I don’t say that you should or that it is needed. But it’s sure a great way to enforce a business logic in a larger system that has been under development for some 10 to 20 years. I am using it mostly for handing of progress status on different objects and to initiate post processing or batch processing. Never to execute any larger amount of code. But if you keep it compact and a distinct purpose then its the best thing there is.
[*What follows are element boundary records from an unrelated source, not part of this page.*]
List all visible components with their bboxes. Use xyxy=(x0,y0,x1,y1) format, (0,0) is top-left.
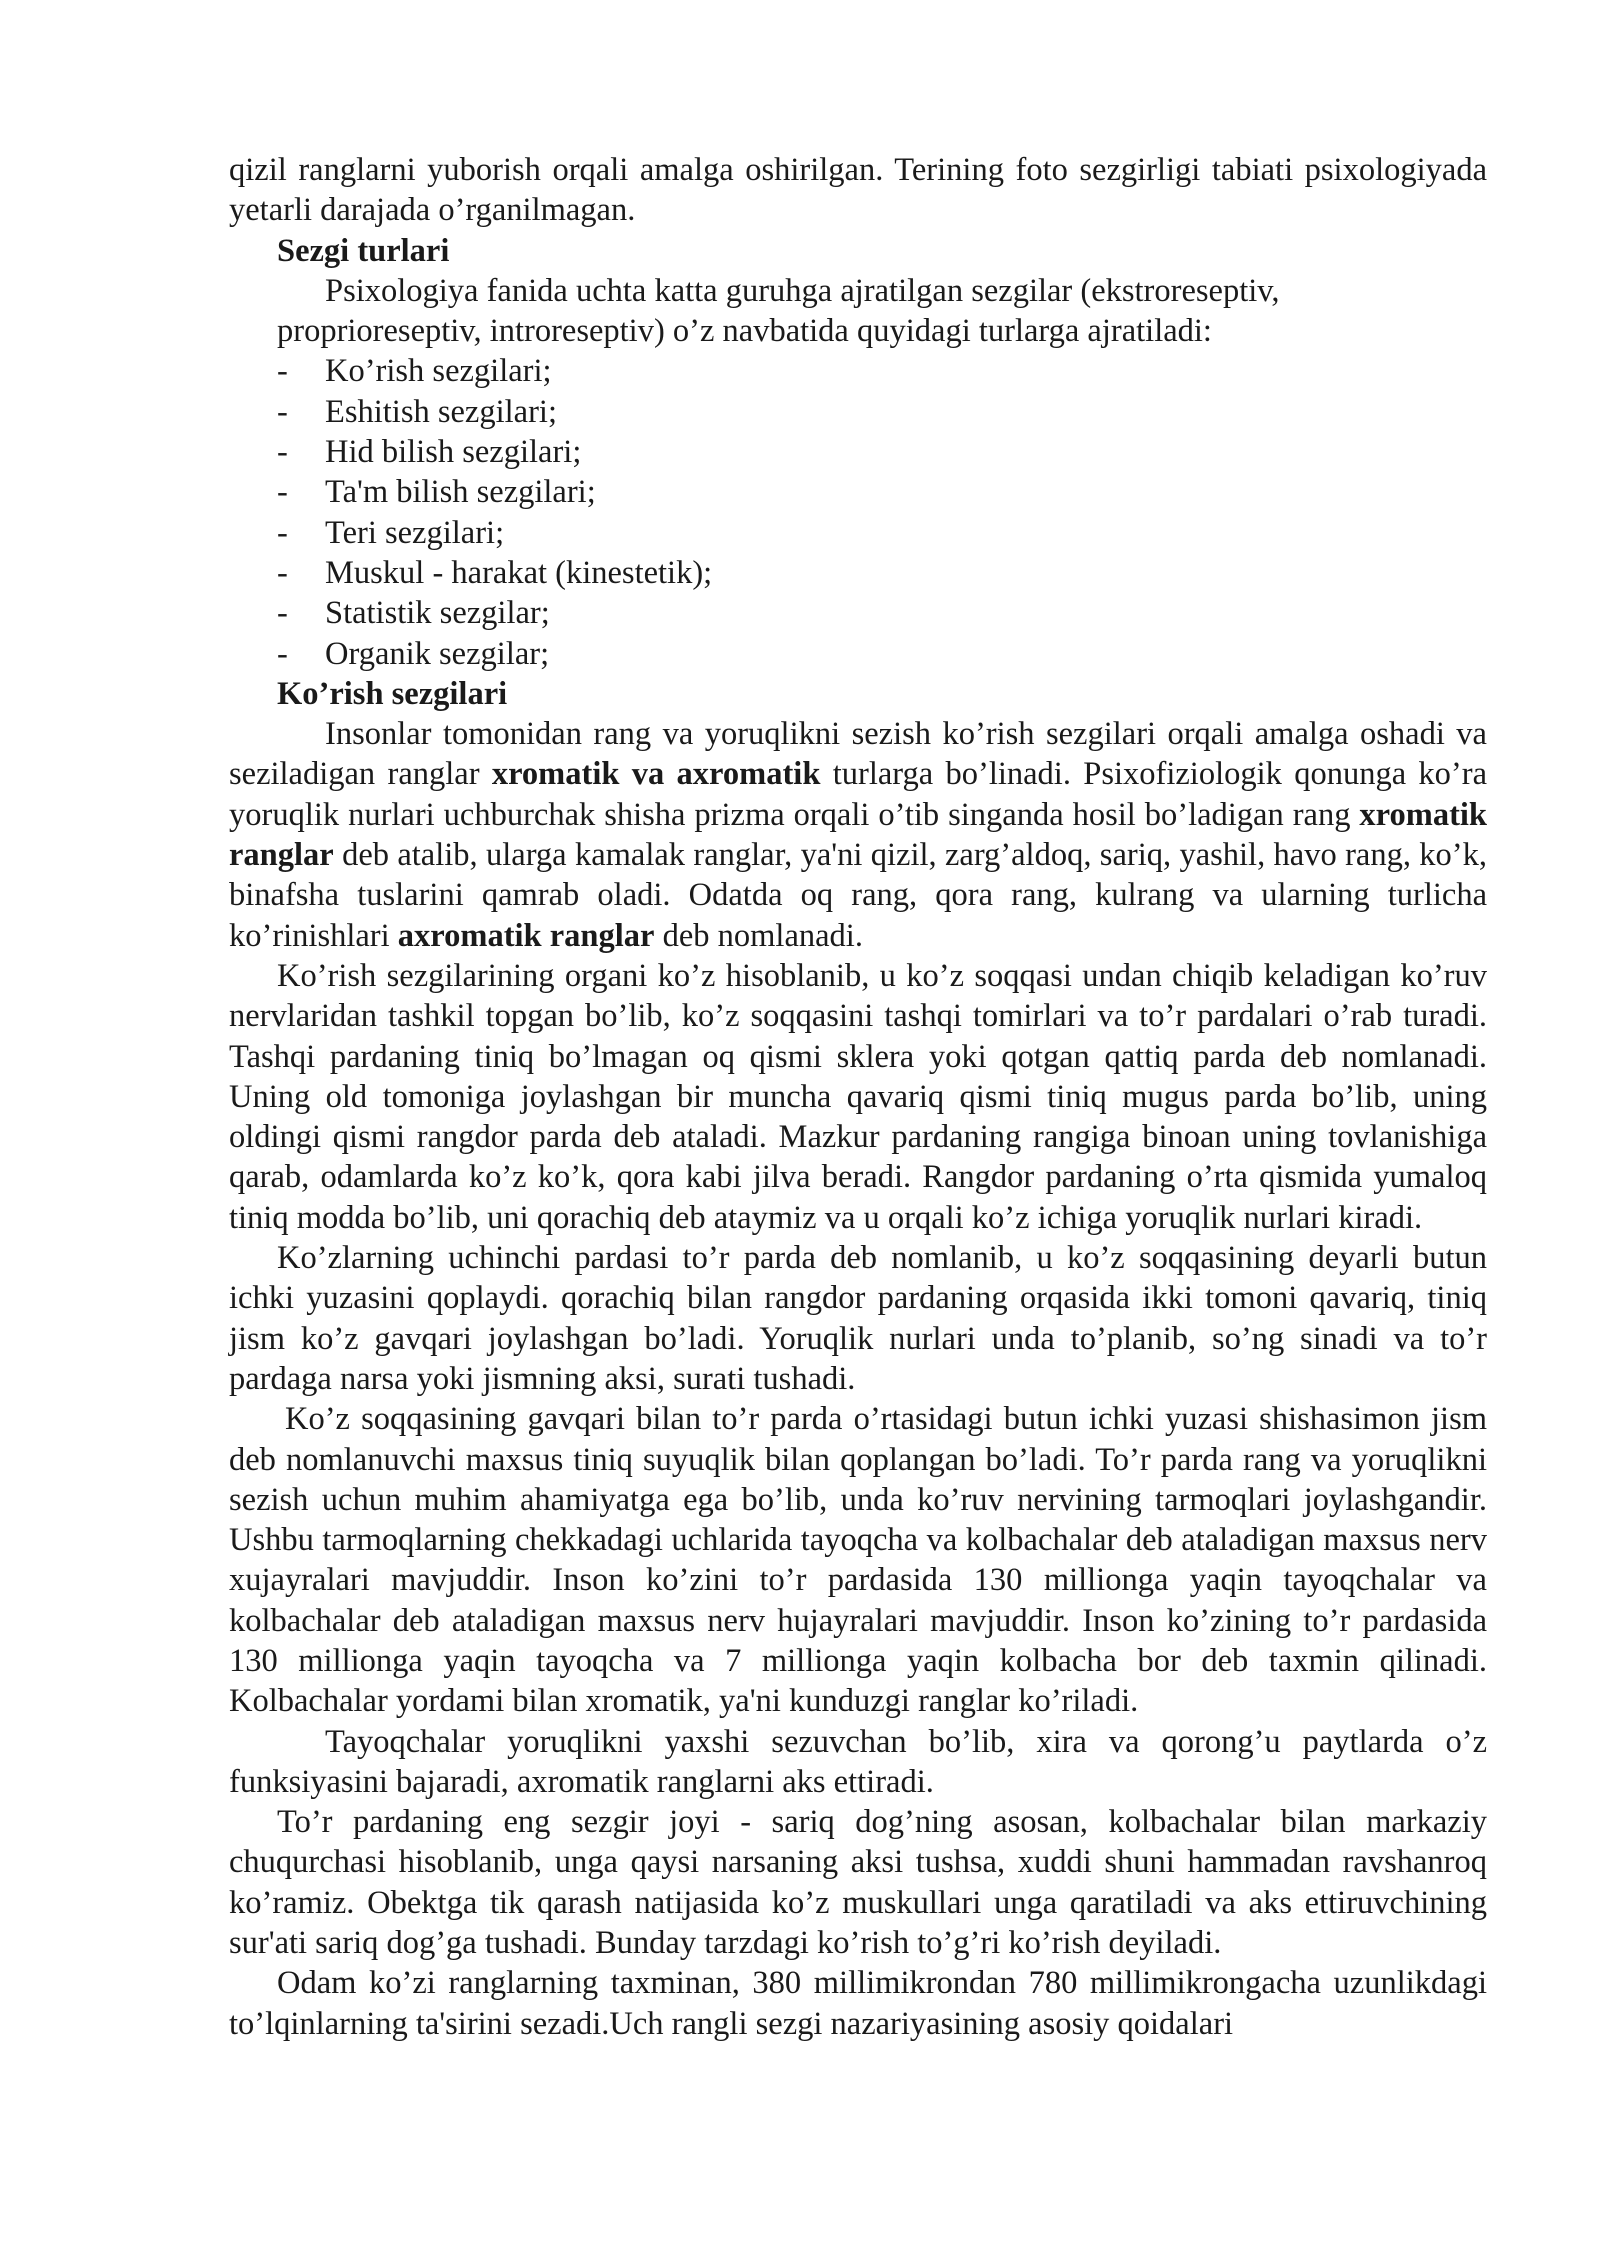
list-item-text: Ta'm bilish sezgilari; xyxy=(325,474,596,511)
list-marker: - xyxy=(277,595,288,632)
list-item-text: Hid bilish sezgilari; xyxy=(325,434,582,471)
intro-paragraph: qizil ranglarni yuborish orqali amalga oshirilgan. Terining foto sezgirligi tabiati psixologiyada yetarli darajada o’rganilmagan. xyxy=(229,152,1487,229)
list-item-text: Muskul - harakat (kinestetik); xyxy=(325,554,713,591)
paragraph-5: Tayoqchalar yoruqlikni yaxshi sezuvchan bo’lib, xira va qorong’u paytlarda o’z funksiyasini bajaradi, axromatik ranglarni aks ettiradi. xyxy=(229,1723,1487,1800)
paragraph-2: Ko’rish sezgilarining organi ko’z hisoblanib, u ko’z soqqasi undan chiqib keladigan ko’ruv nervlaridan tashkil topgan bo’lib, ko’z soqqasini tashqi tomirlari va to’r pardalari o’rab turadi. Tashqi pardaning tiniq bo’lmagan oq qismi sklera yoki qotgan qattiq parda deb nomlanadi. Uning old tomoniga joylashgan bir muncha qavariq qismi tiniq mugus parda bo’lib, uning oldingi qismi rangdor parda deb ataladi. Mazkur pardaning rangiga binoan uning tovlanishiga qarab, odamlarda ko’z ko’k, qora kabi jilva beradi. Rangdor pardaning o’rta qismida yumaloq tiniq modda bo’lib, uni qorachiq deb ataymiz va u orqali ko’z ichiga yoruqlik nurlari kiradi. xyxy=(229,957,1487,1236)
p1-text-d: deb atalib, ularga kamalak ranglar, ya'ni qizil, zarg’aldoq, sariq, yashil, havo rang, ko’k, binafsha tuslarini qamrab oladi. Odatda oq rang, qora rang, kulrang va ularning turlicha ko’rinishlari xyxy=(229,837,1487,954)
list-item xyxy=(277,432,1487,472)
p1-bold-xromatik-ranglar: xromatik ranglar xyxy=(229,796,1487,874)
list-marker: - xyxy=(277,635,288,672)
list-marker: - xyxy=(277,353,288,390)
heading-sezgi-turlari: Sezgi turlari xyxy=(277,232,450,269)
list-item-text: Organik sezgilar; xyxy=(325,635,550,672)
sezgi-turlari-intro xyxy=(229,271,1487,352)
list-marker: - xyxy=(277,434,288,471)
sezgi-turlari-intro-line-1: Psixologiya fanida uchta katta guruhga ajratilgan sezgilar (ekstroreseptiv, xyxy=(325,272,1280,309)
list-item xyxy=(277,351,1487,391)
p1-text-c: turlarga bo’linadi. Psixofiziologik qonunga ko’ra yoruqlik nurlari uchburchak shisha prizma orqali o’tib singanda hosil bo’ladigan rang xyxy=(229,756,1488,833)
list-item xyxy=(277,593,1487,633)
sezgi-turlari-intro-line-2: proprioreseptiv, introreseptiv) o’z navbatida quyidagi turlarga ajratiladi: xyxy=(277,313,1212,350)
p1-text-e: deb nomlanadi. xyxy=(654,917,863,954)
list-item xyxy=(277,634,1487,674)
document-page xyxy=(229,150,1487,2044)
list-item-text: Ko’rish sezgilari; xyxy=(325,353,552,390)
p1-bold-axromatik-ranglar: axromatik ranglar xyxy=(397,917,655,954)
paragraph-7: Odam ko’zi ranglarning taxminan, 380 millimikrondan 780 millimikrongacha uzunlikdagi to’lqinlarning ta'sirini sezadi.Uch rangli sezgi nazariyasining asosiy qoidalari xyxy=(229,1965,1487,2042)
list-item xyxy=(277,553,1487,593)
paragraph-4: Ko’z soqqasining gavqari bilan to’r parda o’rtasidagi butun ichki yuzasi shishasimon jism deb nomlanuvchi maxsus tiniq suyuqlik bilan qoplangan bo’ladi. To’r parda rang va yoruqlikni sezish uchun muhim ahamiyatga ega bo’lib, unda ko’ruv nervining tarmoqlari joylashgandir. Ushbu tarmoqlarning chekkadagi uchlarida tayoqcha va kolbachalar deb ataladigan maxsus nerv xujayralari mavjuddir. Inson ko’zini to’r pardasida 130 millionga yaqin tayoqchalar va kolbachalar deb ataladigan maxsus nerv hujayralari mavjuddir. Inson ko’zining to’r pardasida 130 millionga yaqin tayoqcha va 7 millionga yaqin kolbacha bor deb taxmin qilinadi. Kolbachalar yordami bilan xromatik, ya'ni kunduzgi ranglar ko’riladi. xyxy=(229,1401,1487,1720)
paragraph-1 xyxy=(229,714,1487,956)
list-marker: - xyxy=(277,554,288,591)
list-item xyxy=(277,392,1487,432)
list-marker: - xyxy=(277,474,288,511)
list-marker: - xyxy=(277,514,288,551)
list-item-text: Eshitish sezgilari; xyxy=(325,393,557,430)
sezgi-turlari-list xyxy=(229,351,1487,673)
p1-text-a: Insonlar tomonidan rang va yoruqlikni sezish ko’rish sezgilari orqali amalga oshadi va seziladigan ranglar xyxy=(229,716,1487,793)
list-item xyxy=(277,513,1487,553)
heading-korish-sezgilari: Ko’rish sezgilari xyxy=(277,675,508,712)
paragraph-3: Ko’zlarning uchinchi pardasi to’r parda deb nomlanib, u ko’z soqqasining deyarli butun ichki yuzasini qoplaydi. qorachiq bilan rangdor pardaning orqasida ikki tomoni qavariq, tiniq jism ko’z gavqari joylashgan bo’ladi. Yoruqlik nurlari unda to’planib, so’ng sinadi va to’r pardaga narsa yoki jismning aksi, surati tushadi. xyxy=(229,1240,1487,1397)
paragraph-6: To’r pardaning eng sezgir joyi - sariq dog’ning asosan, kolbachalar bilan markaziy chuqurchasi hisoblanib, unga qaysi narsaning aksi tushsa, xuddi shuni hammadan ravshanroq ko’ramiz. Obektga tik qarash natijasida ko’z muskullari unga qaratiladi va aks ettiruvchining sur'ati sariq dog’ga tushadi. Bunday tarzdagi ko’rish to’g’ri ko’rish deyiladi. xyxy=(229,1804,1487,1962)
list-item-text: Teri sezgilari; xyxy=(325,514,505,551)
list-item xyxy=(277,472,1487,512)
list-item-text: Statistik sezgilar; xyxy=(325,595,550,632)
list-marker: - xyxy=(277,393,288,430)
p1-bold-xromatik-axromatik: xromatik va axromatik xyxy=(491,756,821,793)
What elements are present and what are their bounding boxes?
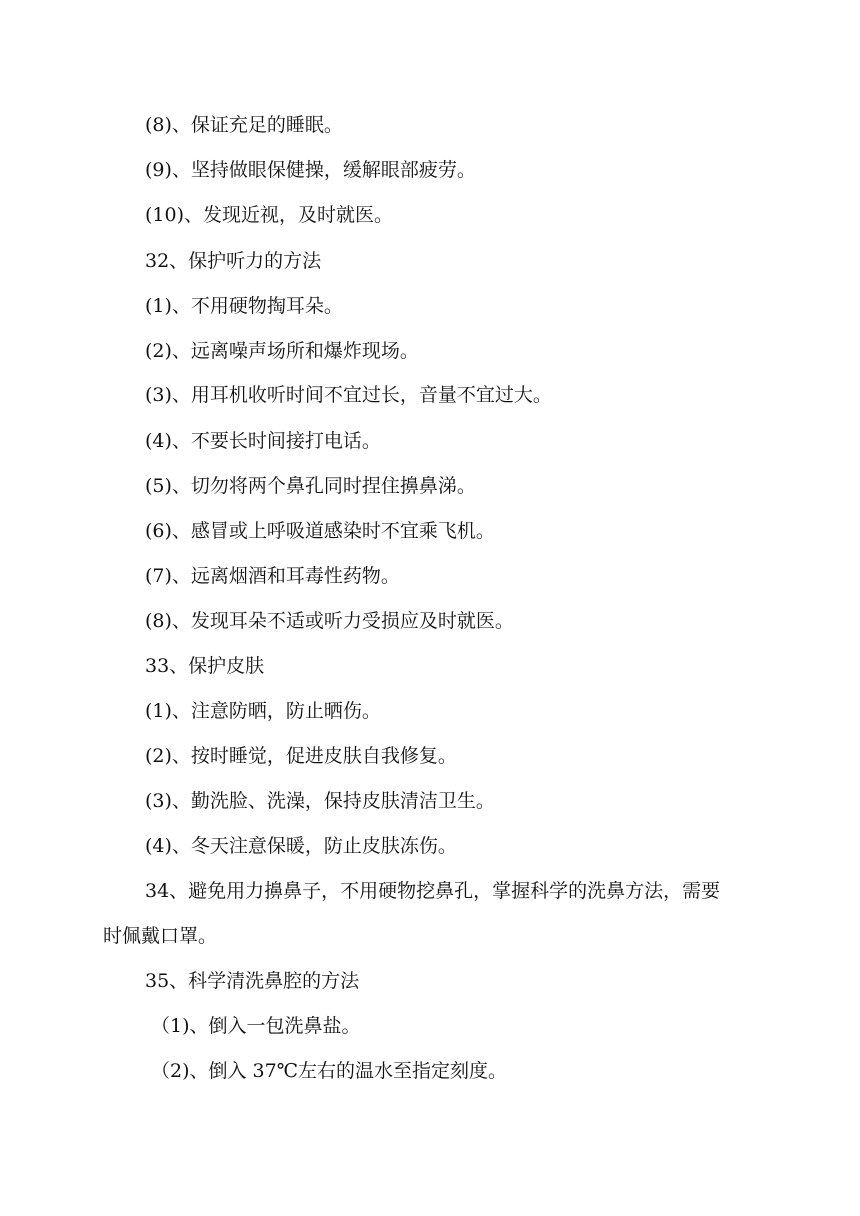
list-item: (8)、保证充足的睡眠。: [145, 114, 343, 136]
list-item: (9)、坚持做眼保健操，缓解眼部疲劳。: [145, 159, 476, 181]
section-heading: 33、保护皮肤: [145, 655, 265, 677]
list-item: （2)、倒入 37℃左右的温水至指定刻度。: [151, 1060, 507, 1082]
section-heading: 35、科学清洗鼻腔的方法: [145, 970, 360, 992]
list-item: (6)、感冒或上呼吸道感染时不宜乘飞机。: [145, 520, 495, 542]
paragraph-line: 时佩戴口罩。: [103, 925, 218, 947]
list-item: (2)、远离噪声场所和爆炸现场。: [145, 340, 419, 362]
list-item: (1)、注意防晒，防止晒伤。: [145, 700, 381, 722]
list-item: （1)、倒入一包洗鼻盐。: [151, 1015, 361, 1037]
list-item: (3)、勤洗脸、洗澡，保持皮肤清洁卫生。: [145, 790, 495, 812]
list-item: (3)、用耳机收听时间不宜过长，音量不宜过大。: [145, 384, 552, 406]
list-item: (1)、不用硬物掏耳朵。: [145, 295, 343, 317]
list-item: (5)、切勿将两个鼻孔同时捏住擤鼻涕。: [145, 475, 476, 497]
paragraph-line: 34、避免用力擤鼻子，不用硬物挖鼻孔，掌握科学的洗鼻方法，需要: [145, 880, 721, 902]
list-item: (7)、远离烟酒和耳毒性药物。: [145, 565, 400, 587]
list-item: (4)、不要长时间接打电话。: [145, 430, 381, 452]
list-item: (4)、冬天注意保暖，防止皮肤冻伤。: [145, 835, 457, 857]
list-item: (8)、发现耳朵不适或听力受损应及时就医。: [145, 610, 514, 632]
section-heading: 32、保护听力的方法: [145, 250, 322, 272]
list-item: (2)、按时睡觉，促进皮肤自我修复。: [145, 745, 457, 767]
list-item: (10)、发现近视，及时就医。: [145, 204, 394, 226]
Something I took advantage of with triggers over the years was that the code is executed on the server. Often times I wanted to keep some information ‘up-to-date’ on all clients—for example, lists of customers, etc that would appear in combo-boxes or lists or the like. So with a simple check of (old([file]field # [file]field) I could see if the server needed to inform all the clients to update the value. Of course, this part of the code was not done in the trigger; it merely got another process to inform the client machines. It was really neat, because even if, for instance, a person had a combo-box with a customer’s name showing in it, that value would get automatically updated even while it was still being shown.

I agree. I can hardly wait for something similar to be implemented in ORDA. But it would have to be processed on the server (as a trigger is) rather than a client machine for some of the benefits of the current TRIGGER mechanism — easier to message all clients with updated information from the record being saved, for example [of course, using a worker or other dedicated process rather than actually in the trigger code.]